Le stress oxydatif ainsi généré doit toutefois resté contrôlé afin d’éviter que les ERO n’exercent des effets délétères, notamment une atteinte mitochondriale trop importante22,23. A l’inverse, une stimulation insuffisante de ce stress oxydatif, par exemple en cas de supplémentation nutritionnelle inadaptée, peut altérer le processus d’activation et de prolifération de la réponse immunitaire24,25. Tout est donc encore une fois une question d’équilibre. Une personne en bonne santé, notamment au niveau immunitaire, n’aura aucun intérêt à se supplémenter en antioxydants, bien au contraire, à la différence d’une personne fragilisée pour qui un apport pourra se justifier afin de « calmer le jeu ». Ce mécanisme régulateur pose alors la question de l’intérêt d’apporter des antioxydants à un individu immunodéprimé, pouvant accroitre la difficulté pour celui-ci de se défendre efficacement en cas d’infections26. Pour autant, son état de dépression immunitaire peut s’expliquer en partie par un stress oxydatif chronique et un déficit en antioxydants. C’est pourquoi il est indispensable de définir une stratégie nutritionnelle personnalisée, en particulier en cas de supplémentation en composés spécifiques aux effets antioxydants.
Il existe une autre source majeure de radicaux libres au sein de votre organisme, vos centrales nucléaires. En transformant les nutriments en énergie, les mitochondries produisent en effet d’incroyables quantités de radicaux libres. D’autres molécules pro-oxydantes peuvent être produites, comme les radicaux peroxyle ou hydroxyperoxyle impliqués dans la peroxydation des acides gras et la déstabilisation des membranes cellulaires.
Autre pourvoyeur d’ERO, votre foie. Pour dénaturer les molécules xénobiotiques auxquelles vous êtes confronté(e) chaque jour, le foie s’appuie sur le principe du stress oxydatif. Il attaque en effet littéralement les molécules étrangères afin de les dénaturer et les rendre ainsi inactives, avant de les solubiliser pour les éliminer par les reins. Les cytochromes P450 (pour rappel les enzymes à l’origine de la dénaturation des molécules dans le foie, voir article dédié au pilier Xénobiotiques), assurent également l’oxydation de nombreux composés autres que les xénobiotiques comme les hormones stéroïdes, la vitamine D ou encore les acides gras insaturés.
Les peroxysomes sont des petits organiques ne contenant pas de matériel génétique et aux rôles multiples.
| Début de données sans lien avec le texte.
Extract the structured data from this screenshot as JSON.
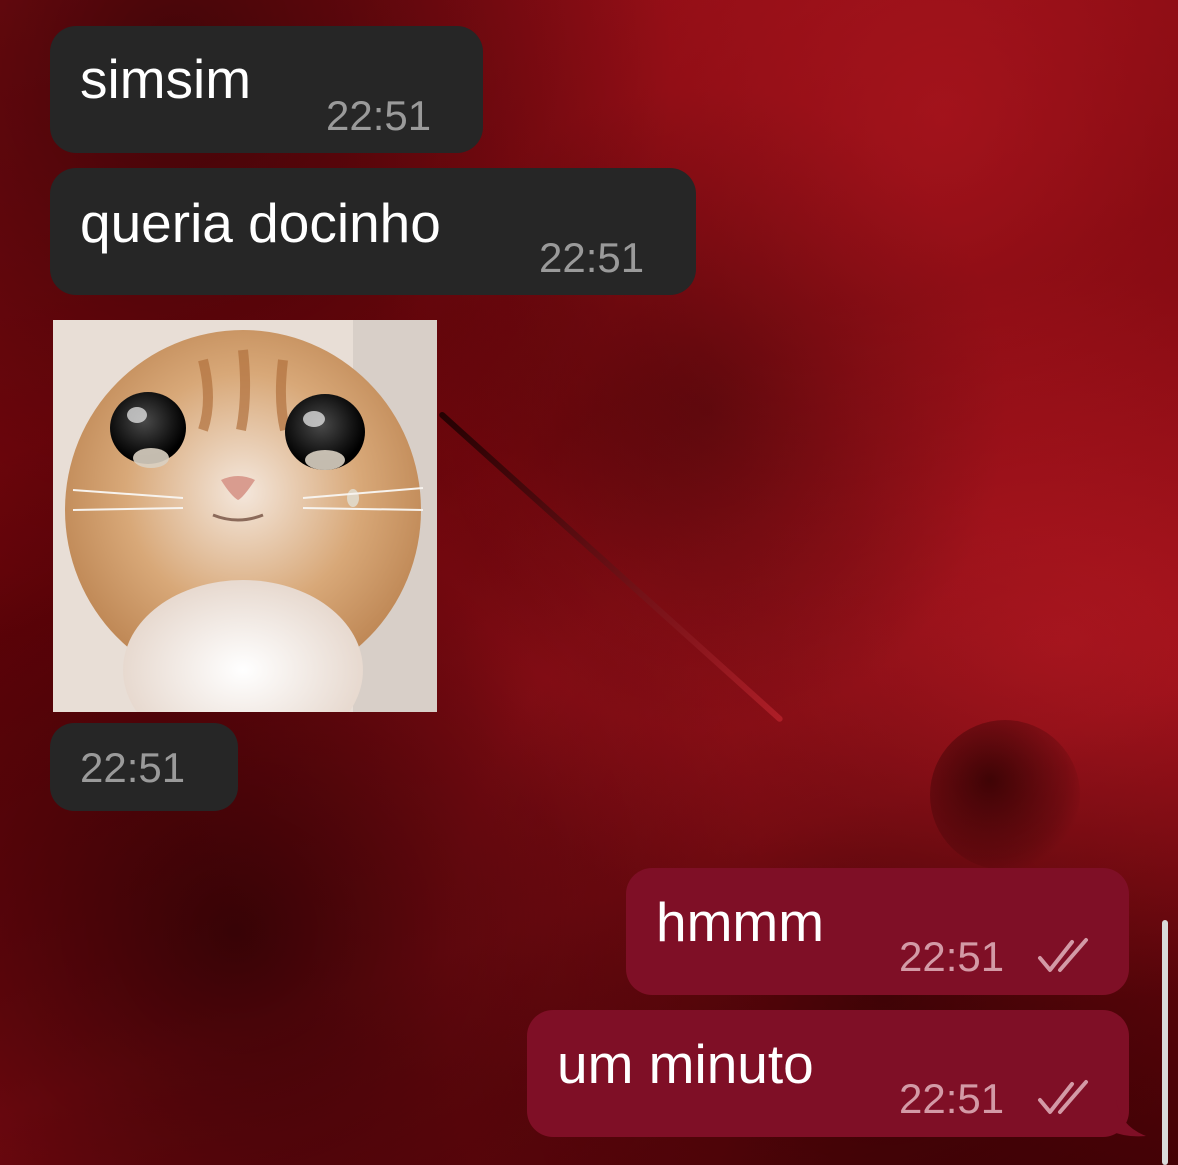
{
  "messages": [
    {
      "direction": "incoming",
      "text": "simsim",
      "time": "22:51"
    },
    {
      "direction": "incoming",
      "text": "queria docinho",
      "time": "22:51"
    },
    {
      "direction": "incoming",
      "type": "image",
      "image_subject": "crying orange kitten",
      "time": "22:51"
    },
    {
      "direction": "outgoing",
      "text": "hmmm",
      "time": "22:51",
      "status": "read",
      "status_icon": "double-check-icon"
    },
    {
      "direction": "outgoing",
      "text": "um minuto",
      "time": "22:51",
      "status": "read",
      "status_icon": "double-check-icon"
    }
  ],
  "colors": {
    "incoming_bubble": "#262626",
    "outgoing_bubble": "#7f0f26",
    "wallpaper_tint": "#8e0c14",
    "timestamp_incoming": "#9a9a9a",
    "timestamp_outgoing": "#d39aa6"
  }
}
Ils permettent notamment de dégrader les acides gras par oxydation (ce que l’on nomme la béta-oxydation), de fabriquer les acides biliaires ou encore de dégrader les protéines et tous les déchets présents dans le cytoplasme (on pourrait les considérer comme les éboueurs des cellules en quelque sorte). Or, pour assurer leurs rôles, ils génèrent un stress oxydatif important, notamment en produisant du peroxyde d’hydrogène (plus connu sous le terme d’eau oxygénée) qui va être utilisé par une enzyme clé, la catalase. Nous en reparlerons. Et je pourrais ainsi poursuivre la liste des pourvoyeurs de stress oxydatif dans l’organisme, à travers de nombreux autres exemples, à l’image de la xanthine oxydase éliminant les purines.
La dose fait le poison
Cette expression bien connue pourrait trouver son origine 120 ans avant Jésus-Christ. Cette année-là, le roi du pont (aujourd’hui la Turquie) Mithridate V organisa un somptueux banquet au cours duquel il fut empoisonné. Son fils ainé, craignant que sa mère lui préparât le même sort, s’exila pendant 7 ans pour ingérer régulièrement de petites doses de ce poison, convaincu qu’il deviendrait ainsi plus résistant à un empoisonnement potentiel. Il revint par la suite pour occuper le trône pendant les soixante années suivantes, tout en continuant de boire chaque jour un cocktail de 54 composés toxiques, nommé pour l’occasion Antidotum Mithridaticum. Son peuple et la famille royale firent de même pendant les 1900 années suivantes…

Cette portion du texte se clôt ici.